We already met Parsey McParseface, along with new SyntaxNet models in May when Google unveiled them. SyntaxNet is a part of Tensor Flow, Google’s open-source framework for deep learning and with Parsey they in turn helps build foundation for Natural Language Understanding (NLU) . Today Google debuted Parsey’s family, with his 40 cousins who are open-sourced pre-trained models for parsing text in 40 languages.
For those of you who are unfamiliar with Parsey McParseface and parsing in general, let us give you an insight into what it is. Parsing involves breaking down a sentence and identifying its components as nouns, verbs, adjectives, adverbs and so on. It simply labels the parts of speech present in the composition of a sentence. This is done so that computer systems can understand and ‘read’ human language in order to intelligently process it as a command. It might not sound like anything significant but Mc Parseface works at an enormous scale in Google and helps break down and understand queries of a web search done by users. Now Google has made this technology available in 40 languages, thus helping hoards of researchers all over the world.
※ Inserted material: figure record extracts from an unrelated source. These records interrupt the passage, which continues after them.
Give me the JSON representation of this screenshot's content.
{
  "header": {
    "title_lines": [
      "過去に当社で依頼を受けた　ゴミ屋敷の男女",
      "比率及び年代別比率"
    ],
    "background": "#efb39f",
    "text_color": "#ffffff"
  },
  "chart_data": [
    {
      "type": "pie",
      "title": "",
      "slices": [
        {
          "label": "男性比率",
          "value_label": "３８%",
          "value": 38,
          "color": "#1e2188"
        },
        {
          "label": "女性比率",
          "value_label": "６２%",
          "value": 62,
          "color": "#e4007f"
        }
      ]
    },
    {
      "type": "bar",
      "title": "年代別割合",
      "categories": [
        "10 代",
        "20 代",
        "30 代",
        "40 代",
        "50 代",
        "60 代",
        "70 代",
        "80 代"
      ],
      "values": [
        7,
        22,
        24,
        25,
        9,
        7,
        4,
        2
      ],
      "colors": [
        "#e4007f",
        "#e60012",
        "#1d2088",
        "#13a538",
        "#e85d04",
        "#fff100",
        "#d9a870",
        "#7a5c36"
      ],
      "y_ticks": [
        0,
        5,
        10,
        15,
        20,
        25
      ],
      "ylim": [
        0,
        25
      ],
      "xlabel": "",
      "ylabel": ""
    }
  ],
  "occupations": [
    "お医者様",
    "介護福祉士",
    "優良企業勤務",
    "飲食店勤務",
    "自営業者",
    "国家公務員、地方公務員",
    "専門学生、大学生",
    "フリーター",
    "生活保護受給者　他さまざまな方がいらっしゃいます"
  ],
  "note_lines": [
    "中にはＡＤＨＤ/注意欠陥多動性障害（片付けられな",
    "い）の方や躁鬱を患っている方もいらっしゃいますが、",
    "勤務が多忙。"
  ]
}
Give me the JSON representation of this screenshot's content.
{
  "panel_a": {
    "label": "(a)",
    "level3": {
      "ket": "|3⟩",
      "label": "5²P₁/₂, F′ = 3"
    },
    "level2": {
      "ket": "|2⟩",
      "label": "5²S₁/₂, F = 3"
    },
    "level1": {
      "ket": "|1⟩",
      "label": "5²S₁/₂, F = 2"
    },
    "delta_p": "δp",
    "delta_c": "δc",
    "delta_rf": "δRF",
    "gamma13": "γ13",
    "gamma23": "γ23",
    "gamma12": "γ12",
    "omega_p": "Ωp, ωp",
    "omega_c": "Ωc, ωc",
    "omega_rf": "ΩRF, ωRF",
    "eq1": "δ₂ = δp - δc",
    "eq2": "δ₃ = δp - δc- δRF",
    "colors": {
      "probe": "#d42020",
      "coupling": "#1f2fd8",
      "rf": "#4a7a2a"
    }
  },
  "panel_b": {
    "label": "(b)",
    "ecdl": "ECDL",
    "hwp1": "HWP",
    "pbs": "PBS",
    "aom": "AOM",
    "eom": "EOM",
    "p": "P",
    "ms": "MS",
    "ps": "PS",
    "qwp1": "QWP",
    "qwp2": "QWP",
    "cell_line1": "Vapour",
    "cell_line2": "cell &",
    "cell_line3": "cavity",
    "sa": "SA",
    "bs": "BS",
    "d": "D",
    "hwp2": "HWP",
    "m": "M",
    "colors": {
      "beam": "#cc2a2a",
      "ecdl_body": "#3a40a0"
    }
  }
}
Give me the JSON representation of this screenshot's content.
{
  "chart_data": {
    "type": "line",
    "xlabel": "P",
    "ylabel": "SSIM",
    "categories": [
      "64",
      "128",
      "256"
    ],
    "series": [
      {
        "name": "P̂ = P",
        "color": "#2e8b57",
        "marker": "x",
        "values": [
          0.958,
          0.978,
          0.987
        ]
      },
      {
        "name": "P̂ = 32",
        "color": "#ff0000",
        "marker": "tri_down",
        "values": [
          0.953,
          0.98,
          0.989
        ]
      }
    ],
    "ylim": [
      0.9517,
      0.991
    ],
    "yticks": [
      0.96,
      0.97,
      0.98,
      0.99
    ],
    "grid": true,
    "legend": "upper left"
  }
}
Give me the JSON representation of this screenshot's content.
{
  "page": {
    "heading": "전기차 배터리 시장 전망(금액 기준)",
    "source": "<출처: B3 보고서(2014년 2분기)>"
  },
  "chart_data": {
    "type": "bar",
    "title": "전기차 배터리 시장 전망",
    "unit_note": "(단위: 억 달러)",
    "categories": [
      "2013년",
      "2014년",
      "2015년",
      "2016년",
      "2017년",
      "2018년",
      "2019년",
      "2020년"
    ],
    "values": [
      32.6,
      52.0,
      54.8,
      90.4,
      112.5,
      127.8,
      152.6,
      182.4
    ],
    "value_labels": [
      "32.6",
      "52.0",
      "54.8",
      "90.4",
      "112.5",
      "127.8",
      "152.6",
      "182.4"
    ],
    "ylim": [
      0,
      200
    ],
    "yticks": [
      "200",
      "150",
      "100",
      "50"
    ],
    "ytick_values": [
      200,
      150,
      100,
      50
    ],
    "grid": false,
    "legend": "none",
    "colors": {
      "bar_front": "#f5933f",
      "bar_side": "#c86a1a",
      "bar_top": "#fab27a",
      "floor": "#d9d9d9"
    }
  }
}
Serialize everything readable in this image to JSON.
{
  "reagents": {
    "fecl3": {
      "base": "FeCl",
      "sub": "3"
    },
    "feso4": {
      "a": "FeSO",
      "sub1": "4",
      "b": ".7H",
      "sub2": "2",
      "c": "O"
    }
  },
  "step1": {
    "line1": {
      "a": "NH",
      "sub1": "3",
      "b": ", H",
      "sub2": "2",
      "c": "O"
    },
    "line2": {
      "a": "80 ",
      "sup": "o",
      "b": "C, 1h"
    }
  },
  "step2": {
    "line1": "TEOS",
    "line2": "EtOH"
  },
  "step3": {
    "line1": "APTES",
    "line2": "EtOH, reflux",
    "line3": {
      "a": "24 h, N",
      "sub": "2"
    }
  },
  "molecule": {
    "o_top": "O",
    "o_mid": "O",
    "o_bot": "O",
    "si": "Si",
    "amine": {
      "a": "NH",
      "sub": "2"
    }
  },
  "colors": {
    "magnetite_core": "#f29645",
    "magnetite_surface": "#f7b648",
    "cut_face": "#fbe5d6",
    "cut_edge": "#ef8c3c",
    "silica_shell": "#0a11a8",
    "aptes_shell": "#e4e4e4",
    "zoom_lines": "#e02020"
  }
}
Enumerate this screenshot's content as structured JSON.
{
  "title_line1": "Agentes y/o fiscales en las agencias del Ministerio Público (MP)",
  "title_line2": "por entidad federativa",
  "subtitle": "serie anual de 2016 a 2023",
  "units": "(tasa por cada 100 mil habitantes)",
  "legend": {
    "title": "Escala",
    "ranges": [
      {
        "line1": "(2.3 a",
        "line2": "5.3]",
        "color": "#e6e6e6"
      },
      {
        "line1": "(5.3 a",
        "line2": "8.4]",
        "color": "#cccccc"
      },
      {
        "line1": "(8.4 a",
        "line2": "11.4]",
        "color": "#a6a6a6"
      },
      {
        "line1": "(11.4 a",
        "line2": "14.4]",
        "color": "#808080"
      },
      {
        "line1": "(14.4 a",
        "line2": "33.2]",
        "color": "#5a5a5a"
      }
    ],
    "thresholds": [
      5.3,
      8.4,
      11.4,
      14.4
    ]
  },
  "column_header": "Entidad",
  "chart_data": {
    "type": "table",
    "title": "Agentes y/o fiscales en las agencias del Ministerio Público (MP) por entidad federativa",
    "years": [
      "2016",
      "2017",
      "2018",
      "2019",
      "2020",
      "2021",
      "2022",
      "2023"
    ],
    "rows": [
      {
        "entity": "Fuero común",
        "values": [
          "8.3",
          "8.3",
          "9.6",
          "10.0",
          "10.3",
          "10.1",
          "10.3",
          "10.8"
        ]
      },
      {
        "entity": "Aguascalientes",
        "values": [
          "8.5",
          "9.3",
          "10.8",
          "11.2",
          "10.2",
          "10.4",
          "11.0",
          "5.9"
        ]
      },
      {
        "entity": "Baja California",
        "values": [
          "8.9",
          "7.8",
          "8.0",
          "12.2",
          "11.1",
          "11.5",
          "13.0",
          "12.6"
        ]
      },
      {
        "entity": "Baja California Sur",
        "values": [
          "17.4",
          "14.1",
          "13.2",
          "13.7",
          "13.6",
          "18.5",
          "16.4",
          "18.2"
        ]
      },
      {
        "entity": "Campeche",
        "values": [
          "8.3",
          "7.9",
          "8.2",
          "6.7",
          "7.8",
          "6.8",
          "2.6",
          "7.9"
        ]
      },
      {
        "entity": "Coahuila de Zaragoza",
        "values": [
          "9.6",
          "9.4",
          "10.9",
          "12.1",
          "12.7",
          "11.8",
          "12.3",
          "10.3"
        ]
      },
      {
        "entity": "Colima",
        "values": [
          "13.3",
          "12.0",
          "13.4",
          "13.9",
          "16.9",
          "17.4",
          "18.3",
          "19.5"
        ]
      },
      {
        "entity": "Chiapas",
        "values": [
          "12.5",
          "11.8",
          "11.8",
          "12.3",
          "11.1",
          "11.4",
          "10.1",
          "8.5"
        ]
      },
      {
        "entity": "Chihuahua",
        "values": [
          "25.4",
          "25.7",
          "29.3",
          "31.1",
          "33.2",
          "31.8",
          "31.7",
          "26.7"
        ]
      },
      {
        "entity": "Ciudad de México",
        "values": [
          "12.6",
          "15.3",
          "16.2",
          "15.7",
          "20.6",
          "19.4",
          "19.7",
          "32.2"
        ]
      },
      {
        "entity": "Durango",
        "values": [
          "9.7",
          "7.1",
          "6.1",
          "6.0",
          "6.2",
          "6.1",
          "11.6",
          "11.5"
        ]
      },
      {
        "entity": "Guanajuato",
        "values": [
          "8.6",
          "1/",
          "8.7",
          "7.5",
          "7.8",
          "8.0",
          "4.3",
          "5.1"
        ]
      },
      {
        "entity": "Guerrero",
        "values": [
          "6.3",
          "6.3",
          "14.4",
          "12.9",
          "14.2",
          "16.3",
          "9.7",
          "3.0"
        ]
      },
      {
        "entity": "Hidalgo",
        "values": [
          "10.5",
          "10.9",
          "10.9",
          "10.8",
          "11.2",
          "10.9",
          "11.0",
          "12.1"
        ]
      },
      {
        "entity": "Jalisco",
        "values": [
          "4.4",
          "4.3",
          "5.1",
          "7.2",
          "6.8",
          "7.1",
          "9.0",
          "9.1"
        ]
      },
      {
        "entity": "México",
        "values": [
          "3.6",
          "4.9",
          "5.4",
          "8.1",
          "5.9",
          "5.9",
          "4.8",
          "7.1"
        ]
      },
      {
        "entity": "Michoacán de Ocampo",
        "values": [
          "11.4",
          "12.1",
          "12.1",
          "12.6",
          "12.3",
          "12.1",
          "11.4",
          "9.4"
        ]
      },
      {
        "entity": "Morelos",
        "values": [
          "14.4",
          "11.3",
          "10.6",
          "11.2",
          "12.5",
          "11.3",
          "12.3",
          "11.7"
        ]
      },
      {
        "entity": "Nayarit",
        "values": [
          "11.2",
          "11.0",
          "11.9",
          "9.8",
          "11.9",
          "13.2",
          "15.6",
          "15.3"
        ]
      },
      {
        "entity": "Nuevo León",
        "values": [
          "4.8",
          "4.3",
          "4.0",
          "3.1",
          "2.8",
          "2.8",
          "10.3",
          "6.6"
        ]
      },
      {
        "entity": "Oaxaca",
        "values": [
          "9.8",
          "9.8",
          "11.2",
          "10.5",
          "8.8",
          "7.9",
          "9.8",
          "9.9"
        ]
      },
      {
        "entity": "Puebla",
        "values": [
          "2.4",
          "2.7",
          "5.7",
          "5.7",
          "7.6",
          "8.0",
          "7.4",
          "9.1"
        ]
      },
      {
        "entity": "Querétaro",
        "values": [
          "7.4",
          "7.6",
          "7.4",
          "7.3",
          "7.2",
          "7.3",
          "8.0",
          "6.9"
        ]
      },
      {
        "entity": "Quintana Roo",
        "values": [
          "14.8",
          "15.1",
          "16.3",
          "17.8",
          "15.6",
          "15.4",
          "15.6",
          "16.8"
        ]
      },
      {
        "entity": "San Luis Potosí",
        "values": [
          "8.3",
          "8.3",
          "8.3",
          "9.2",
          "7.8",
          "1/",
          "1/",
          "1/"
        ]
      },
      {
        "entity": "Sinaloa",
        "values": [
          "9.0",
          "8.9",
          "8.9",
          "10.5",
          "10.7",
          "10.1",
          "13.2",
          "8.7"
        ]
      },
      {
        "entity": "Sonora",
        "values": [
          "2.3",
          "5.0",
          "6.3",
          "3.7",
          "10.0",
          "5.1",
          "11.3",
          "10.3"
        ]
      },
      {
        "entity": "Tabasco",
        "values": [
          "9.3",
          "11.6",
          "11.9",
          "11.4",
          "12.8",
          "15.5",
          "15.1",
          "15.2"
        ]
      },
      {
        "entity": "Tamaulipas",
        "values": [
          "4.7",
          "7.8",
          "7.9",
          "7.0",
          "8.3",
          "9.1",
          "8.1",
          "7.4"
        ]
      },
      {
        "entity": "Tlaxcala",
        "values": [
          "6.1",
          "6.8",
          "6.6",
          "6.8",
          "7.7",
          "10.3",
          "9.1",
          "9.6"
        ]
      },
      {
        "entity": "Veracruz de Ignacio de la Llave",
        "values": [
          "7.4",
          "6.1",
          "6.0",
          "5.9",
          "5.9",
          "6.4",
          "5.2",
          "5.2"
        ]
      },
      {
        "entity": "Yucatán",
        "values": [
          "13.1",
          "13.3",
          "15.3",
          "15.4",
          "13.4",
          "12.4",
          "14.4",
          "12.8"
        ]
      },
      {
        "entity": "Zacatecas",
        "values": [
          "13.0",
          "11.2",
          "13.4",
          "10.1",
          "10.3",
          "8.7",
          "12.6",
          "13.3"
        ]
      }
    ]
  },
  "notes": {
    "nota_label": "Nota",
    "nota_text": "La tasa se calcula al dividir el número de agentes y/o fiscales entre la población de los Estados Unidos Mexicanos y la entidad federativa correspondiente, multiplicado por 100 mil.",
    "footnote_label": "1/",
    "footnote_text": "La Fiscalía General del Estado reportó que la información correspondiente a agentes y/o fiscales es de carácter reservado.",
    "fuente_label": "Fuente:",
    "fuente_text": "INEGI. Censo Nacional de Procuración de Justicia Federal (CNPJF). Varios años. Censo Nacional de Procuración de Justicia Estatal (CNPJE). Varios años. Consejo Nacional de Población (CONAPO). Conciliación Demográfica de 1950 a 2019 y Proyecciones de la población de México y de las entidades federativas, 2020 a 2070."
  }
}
Fluency in several languages wasn’t just the dimension Google was working on, besides that, they have strengthened the underlying SyntaxNet NLU library. Parsey can now detect different meanings based on difference in spellings, which is better known as morphology. In English placing the alphabet ‘s’ after a word generally translates into plurality, that however isn’t the case in other languages for example German and Russian both are heavily morphed languages. Through Parsey, Google aims at improving deep learning which is a type of artificial intelligence involving humongous quantities of data surging through artificial neural networks, in an attempt to train them in understanding inferences related to new data and processing strings of words.
Parsey and deep learning have brought about quite a few changes in the sharing businesses, one of them being the wave of chat bots. With parsing expanding by breaking language hurdles, On-Demand platform could take a hit. Since in a On-Demand platform placing an order requires a detailed description of what is desired and entails taking more time, an alternate to which is an API integration, which again is a complex process for a layman. Parsing will ensure ease of communication with natural language. Since the computer will understand the statement made on chat and analyze what the command is without the use of a detailed statement or an API key, thus replacing On-Demand with chats and allowing platforms like Fugu to grow.